Hooray, for Prostate Cancer!
In fact, they may actually be reducing their chances of getting prostate cancer altogether according to the latest study..."The biggest of it's kind" (and if that statement doesn't load a shot in your chamber than I don't know what will!) The research team looked at all forms of ejaculation, including sexual intercourse with both women and men (btw...I think it's great that cancer doesn't sexually discriminate against homosexual men), masturbation, or nocturnal emissions. Now THERE'S a research laboratory that I wouldn't want to work in! Slippery floors, sticky magazines in the lobby, stains on the ceiling, the sound of slapping flesh resonating through the halls like a herd of sea lions tap dancing.
Studies have shown that men would have to ejaculate at least 13 times a month over their lifetimes in order to achieve a significant decrease in their chances of contracting prostate cancer. My head is immediately spinning over my own mental calculations regarding my own personal ejaculate statistics: "let's see, 32 times a day...7 days a week...365 calendar days a year...minus the leap year..." HELL! I just may be the healthiest person alive on the planet!! Shit, my "nocturnal emissions" alone by the time I was 16 would have been enough to sink the Titanic! I'd even go so far as to say that cancer may even owe me a little "in lieu" time for going above and beyond the call of duty. Wouldn't that be sweet? "Mr. Nash, because of your continuing generous efforts in the way of your multiple ejaculations over the years, we have decided to add on an extra 3 years to your life. Congratulations!"
However, researchers also say that studies may be flawed since the results were based on the memories of older men and then only projected ejaculation statistics were made based on these claimed ejaculation habits as young males. Pardon?

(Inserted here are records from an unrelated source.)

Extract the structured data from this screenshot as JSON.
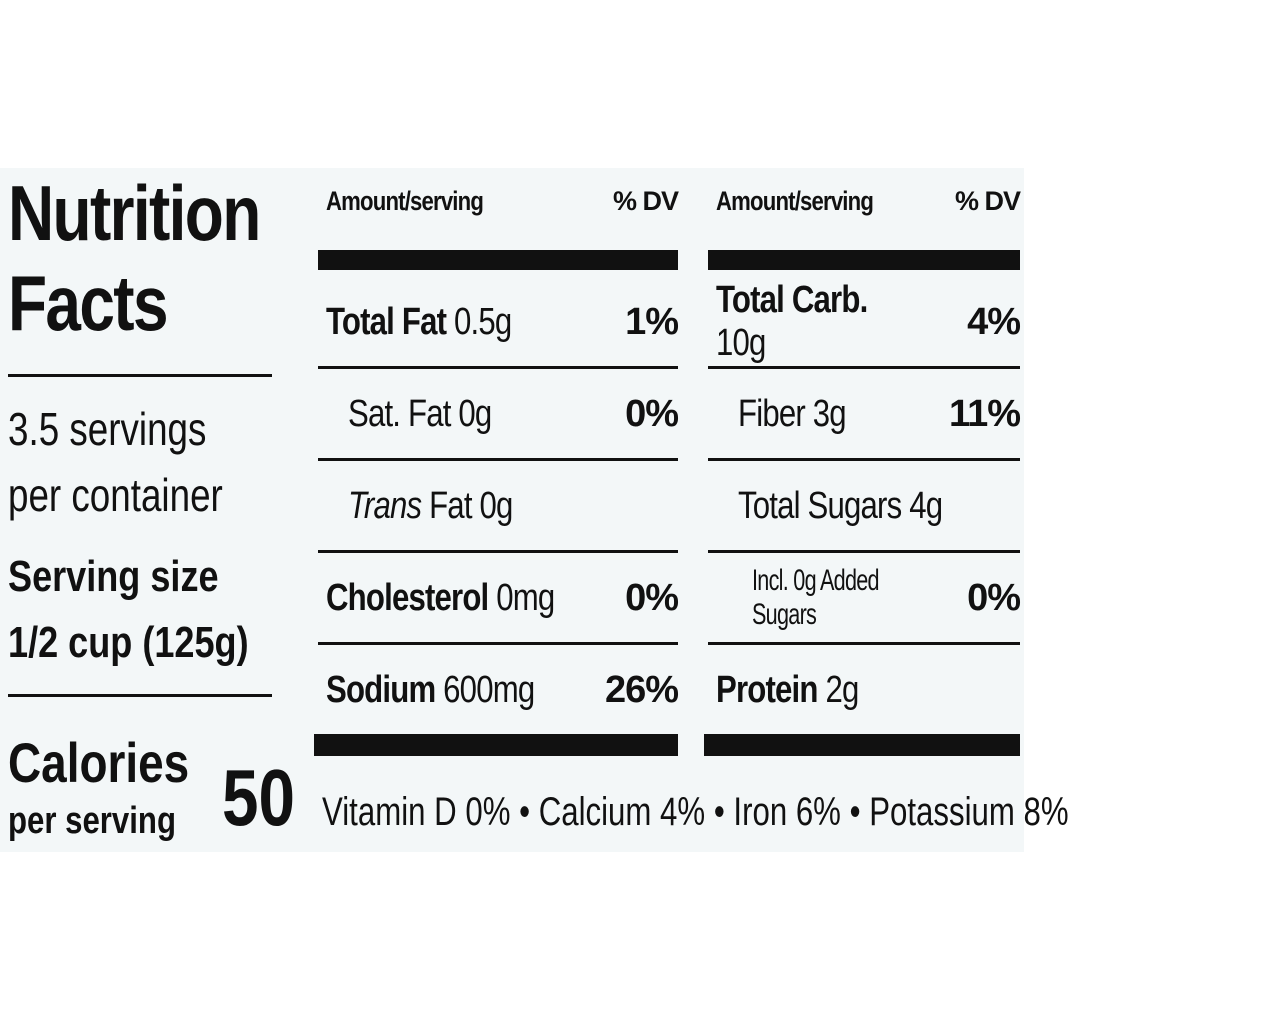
{
  "label": {
    "title": "Nutrition Facts",
    "servings": "3.5 servings per container",
    "serving_size": {
      "label": "Serving size",
      "value": "1/2 cup (125g)"
    },
    "calories": {
      "label": "Calories",
      "sublabel": "per serving",
      "value": 50
    },
    "columns": [
      {
        "header": {
          "amount": "Amount/serving",
          "dv": "% DV"
        },
        "rows": [
          {
            "name": "Total Fat",
            "amount": "0.5g",
            "dv": "1%"
          },
          {
            "name": "Sat. Fat",
            "amount": "0g",
            "dv": "0%"
          },
          {
            "name_italic": "Trans",
            "name": "Fat",
            "amount": "0g"
          },
          {
            "name": "Cholesterol",
            "amount": "0mg",
            "dv": "0%"
          },
          {
            "name": "Sodium",
            "amount": "600mg",
            "dv": "26%"
          }
        ]
      },
      {
        "header": {
          "amount": "Amount/serving",
          "dv": "% DV"
        },
        "rows": [
          {
            "name": "Total Carb.",
            "amount": "10g",
            "dv": "4%"
          },
          {
            "name": "Fiber",
            "amount": "3g",
            "dv": "11%"
          },
          {
            "name": "Total Sugars",
            "amount": "4g"
          },
          {
            "name": "Incl. 0g Added Sugars",
            "dv": "0%"
          },
          {
            "name": "Protein",
            "amount": "2g"
          }
        ]
      }
    ],
    "footer": "Vitamin D 0% • Calcium 4% • Iron 6% • Potassium 8%"
  }
}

I can't remember how many times I beat off yesterday (probably a dozen times alone during the latest Maybeline television advert), much less thirty or forty years later! All I know is that if this is the case, Im going to continue spanking the weasel with all the voraciousness of Paul Reubens at the Adult Video Hot dHors Awards.
I can't wait until this research laboratory releases the findings of it's other ongoing studies: "Anal Sex Makes you SMARTER!", "Blowjobs Prevent Extreme Halytosis!", and "Tit Fucking Increases Your IQ!"